Bodycam footage of the incident shows a group of young men gathered in and around the house as the officer approaches, and none of them appear to be wearing masks.
“So, you probably know why I wanna talk to you,” the officer says as one of the partiers walks over to him.
“Just, too many people,” the young man says.
— CBS News (@CBSNews) September 11, 2020
“Well, do you know what the ordinance is?” the officer asks.
“Ten people,” the young man responds, going on to tell the officer that eight people live in the house but there are about 20 people there.
The officer then instructs the young man to start asking people to leave in order to comply with the ordinance.
After collecting the young man’s ID, the officer runs him through the system and then calls him over.
“I’ve never seen this before, there’s an input on the computer that you tested positive for COVID?” the officer queried.
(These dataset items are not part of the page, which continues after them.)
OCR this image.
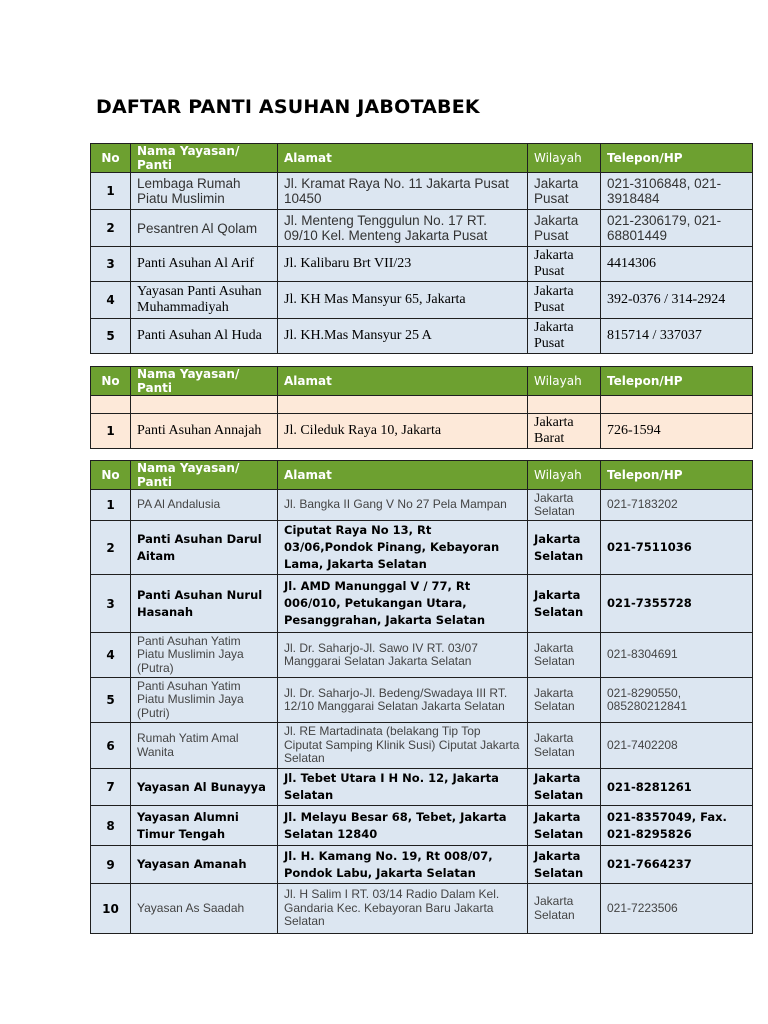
DAFTAR PANTI ASUHAN JABOTABEK
No	Nama Yayasan/ Panti	Alamat	Wilayah	Telepon/HP
1	Lembaga Rumah Piatu Muslimin	Jl. Kramat Raya No. 11 Jakarta Pusat 10450	Jakarta Pusat	021-3106848, 021-3918484
2	Pesantren Al Qolam	Jl. Menteng Tenggulun No. 17 RT. 09/10 Kel. Menteng Jakarta Pusat	Jakarta Pusat	021-2306179, 021-68801449
3	Panti Asuhan Al Arif	Jl. Kalibaru Brt VII/23	Jakarta Pusat	4414306
4	Yayasan Panti Asuhan Muhammadiyah	Jl. KH Mas Mansyur 65, Jakarta	Jakarta Pusat	392-0376 / 314-2924
5	Panti Asuhan Al Huda	Jl. KH.Mas Mansyur 25 A	Jakarta Pusat	815714 / 337037
No	Nama Yayasan/ Panti	Alamat	Wilayah	Telepon/HP

1	Panti Asuhan Annajah	Jl. Cileduk Raya 10, Jakarta	Jakarta Barat	726-1594
No	Nama Yayasan/ Panti	Alamat	Wilayah	Telepon/HP
1	PA Al Andalusia	Jl. Bangka II Gang V No 27 Pela Mampan	Jakarta Selatan	021-7183202
2	Panti Asuhan Darul Aitam	Ciputat Raya No 13, Rt 03/06,Pondok Pinang, Kebayoran Lama, Jakarta Selatan	Jakarta Selatan	021-7511036
3	Panti Asuhan Nurul Hasanah	Jl. AMD Manunggal V / 77, Rt 006/010, Petukangan Utara, Pesanggrahan, Jakarta Selatan	Jakarta Selatan	021-7355728
4	Panti Asuhan Yatim Piatu Muslimin Jaya (Putra)	Jl. Dr. Saharjo-Jl. Sawo IV RT. 03/07 Manggarai Selatan Jakarta Selatan	Jakarta Selatan	021-8304691
5	Panti Asuhan Yatim Piatu Muslimin Jaya (Putri)	Jl. Dr. Saharjo-Jl. Bedeng/Swadaya III RT. 12/10 Manggarai Selatan Jakarta Selatan	Jakarta Selatan	021-8290550, 085280212841
6	Rumah Yatim Amal Wanita	Jl. RE Martadinata (belakang Tip Top Ciputat Samping Klinik Susi) Ciputat Jakarta Selatan	Jakarta Selatan	021-7402208
7	Yayasan Al Bunayya	Jl. Tebet Utara I H No. 12, Jakarta Selatan	Jakarta Selatan	021-8281261
8	Yayasan Alumni Timur Tengah	Jl. Melayu Besar 68, Tebet, Jakarta Selatan 12840	Jakarta Selatan	021-8357049, Fax. 021-8295826
9	Yayasan Amanah	Jl. H. Kamang No. 19, Rt 008/07, Pondok Labu, Jakarta Selatan	Jakarta Selatan	021-7664237
10	Yayasan As Saadah	Jl. H Salim I RT. 03/14 Radio Dalam Kel. Gandaria Kec. Kebayoran Baru Jakarta Selatan	Jakarta Selatan	021-7223506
“Yes,” the student answered.
“When was this?” the officer asked.
“This was, oh, a week ago,” says the student.
“Aren’t you supposed to be quarantining?” asks the officer.
“Yeah, that’s why I’m at my house,” the student answers.
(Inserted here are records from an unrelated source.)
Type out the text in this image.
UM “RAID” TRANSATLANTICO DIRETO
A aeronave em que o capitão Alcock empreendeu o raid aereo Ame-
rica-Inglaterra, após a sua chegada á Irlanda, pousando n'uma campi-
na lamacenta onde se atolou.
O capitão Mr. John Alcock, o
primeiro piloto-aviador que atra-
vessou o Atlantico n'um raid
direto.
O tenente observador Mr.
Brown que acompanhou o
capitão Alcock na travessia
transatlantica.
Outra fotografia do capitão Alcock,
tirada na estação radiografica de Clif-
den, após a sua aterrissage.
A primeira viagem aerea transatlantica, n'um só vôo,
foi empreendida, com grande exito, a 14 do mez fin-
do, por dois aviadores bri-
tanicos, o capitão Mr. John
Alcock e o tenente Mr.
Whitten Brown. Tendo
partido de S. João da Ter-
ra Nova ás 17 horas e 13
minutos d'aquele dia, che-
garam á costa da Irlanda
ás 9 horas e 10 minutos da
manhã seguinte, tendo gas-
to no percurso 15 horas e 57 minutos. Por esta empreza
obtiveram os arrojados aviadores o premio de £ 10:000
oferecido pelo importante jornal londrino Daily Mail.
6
“You have other people here and you’re positive for COVID? You see the problem?” says the officer. “How many other people have COVID?”
“They all do,” the student responds.
“Everybody?” the officer asks, sounding incredulous. “That’s what we’re trying to prevent, man.”
“Yeah, I know,” the student says.
After explaining that having several other people over to a house where all of the occupants have tested positive for COVID is “not quarantining,” the officer asks again, “So, everyone here has it?”
“Yes,” the student answers.
“Oh, my gosh,” says the officer.
After returning to his vehicle, the officer approaches the house again and begins to explain to the students who live there the “situation’s more complicated than it seems.”
“Everybody here has COVID and you guys have people over. That’s breaking quarantine. So who all lives here?” he asks before collecting their IDs.
The university is scheduled to begin in-person classes Sept. 21, but the students cited for the quarantine infractions could face suspensions, according to WOIO.
The university said violators of rules limiting mass gatherings are being given citations for endangering public health and for student code of conduct infractions.
Five of the six people who were cited by the officer live in the home where the partiers gathered, the local news outlet reported, adding that thus far, about 1,000 Miami University students have tested positive for the disease.
That said, the students cited for the party did not appear to be exhibiting major symptoms, which is typical for young people who test positive.
Health experts and immunologists have said for months that younger, healthy people do not suffer major symptoms or die from COVID-19.
“Americans still misperceive the risks of death from COVID-19 for different age cohorts—to a shocking extent,” Sonal Desai, chief investment officer at Franklin Templeton Fixed Income, said in a study published in July.
Desai added that there’s a “gross misperception of COVID-19 risk” which is “driven by partisanship and misinformation.”
The study found, among other things, that “Americans overestimate the risk of death from COVID-19 for people aged 24 and younger by a factor of 50.”